Otra vez la realidad nos golpea con una brutalidad lacerante: Ámbar, de un año siete meses, es violada y asesinada presumiblemente por el conviviente de la tía a quien el Estado entregó su tuición, porque su madre no estaba capacitada para cuidarla.
El caso es horrendo y conmocionó al equipo médico que la atendió, a toda la comunidad de Rinconada de Los Andes y a Chile entero. Hemos oído a familiares, pediatras y educadoras de párvulos recordar la ternura de la pequeña y al Estado presentar una querella contra quienes resulten responsables, nada de lo cual le devolverá la vida a una niñita que debió crecer cuidada, fuerte y feliz, desarrollando al máximo sus talentos y sueños.
Su caso es distinto al de Lisette Villa, quien murió dentro de un Centro de Administración Directa del Sename. Ámbar Lazcano, mucho más chiquita, era parte de un programa de cuidado de familia extendida, pero ambas ya no están, igual que cientos de niños de extrema pobreza, a quienes los adultos, los responsables de su protección y desarrollo, les fallamos dramáticamente. Como sociedad hemos diseñado un sistema de protección que no resuelve el problema de la pobreza y la vulneración de derechos en su raíz y -peor aún- hemos permitido que el daño se exprese impunemente de una generación a otra.
El mismo fin de semana en que conocíamos la desoladora noticia de la muerte de Ámbar, 10 niñas y 10 niños de entre 12 y 18 años, con necesidades múltiples y complejas, estaban tomando posesión de sendas y nuevas residencias de protección con los más altos estándares de calidad que se hayan visto nunca en Chile. Ambas pertenecen al Hogar de Cristo y forman parte de una urgente y más que necesaria acción por la infancia vulnerada. El piloto, fundado en estudios cualitativos y cuantitativos realizados entre 2015 y 2016, pone en práctica un nuevo modelo técnico de residencias de protección en base a estándares de calidad y a la experiencia nacional e internacional, cuya implementación requirió del apoyo de cuatro fundaciones privadas, que se han unido con el nombre Acción para la Infancia.
Las características clave del modelo son una capacidad máxima de 10 niños por residencia, lo que significa una mayor personalización en el trato; acompañamiento terapéutico especializado, que se traduce en un tutor por cada tres adolescentes; un enfoque de tratamiento 24/7, sensible a las historias de trauma de los chicos, basado en las relaciones personales y con foco en el trabajo en salud mental; intervención familiar en las casas; representación legal con un abogado que coordine las situaciones de los niños con el sistema judicial; acompañamiento hasta los 21 años, una vez producido el egreso.
El costo per cápita mensual del modelo es de casi dos millones de pesos, que es el costo aproximado de los centros de administración directa de Sename.
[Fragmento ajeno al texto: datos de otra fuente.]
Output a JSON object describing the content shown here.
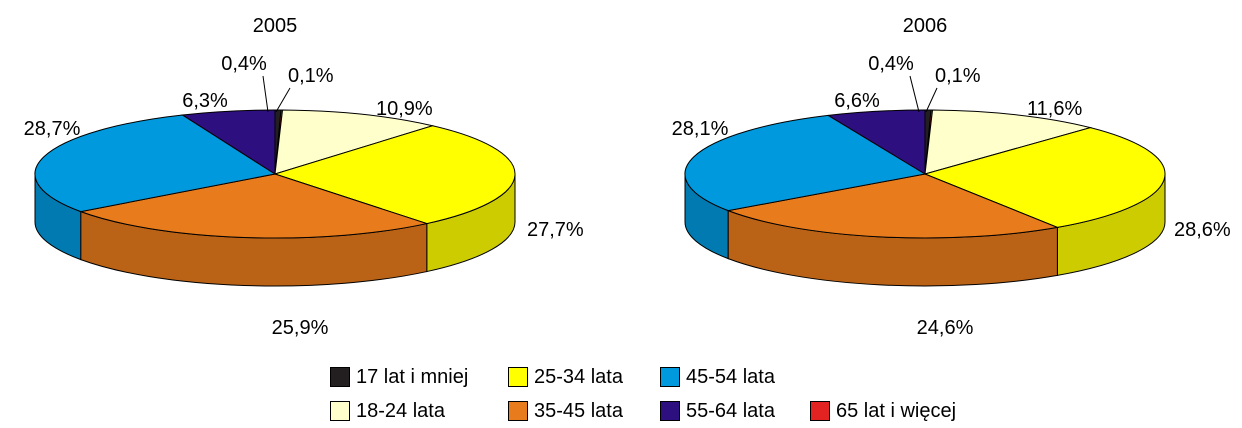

Tenemos la convicción de que esta propuesta puede ser replicable a la realidad nacional. La población en el sistema residencial es pequeña en comparación a otros grupos vulnerables, por lo que no significaría un monto sustancial en el presupuesto estatal. Además, un gran porcentaje de niños y adolescentes que están hoy en residencias pueden ser derivados a programas ambulatorios, que requieren también altos niveles de calidad y supervisión; solo así evitaremos muertes horrendas como la de la pequeña Ámbar.
Días tras, cuando celebrábamos en privado con los niños su traslado a las residencias, les teníamos un ejemplar de “Tod@s Junt@s” a cada uno, de Vinka Jackson, un libro que celebra el tiempo de la infancia y cuenta los casos de niños y jóvenes que desarrollan proyectos increíbles en distintas partes del mundo, porque han contado con el cuidado responsable y dedicado de a lo menos una persona adulta. Un adulto que los protege; no que los daña.
Juan Cristóbal Romero. Director ejecutivo Fundación Hogar de Cristo.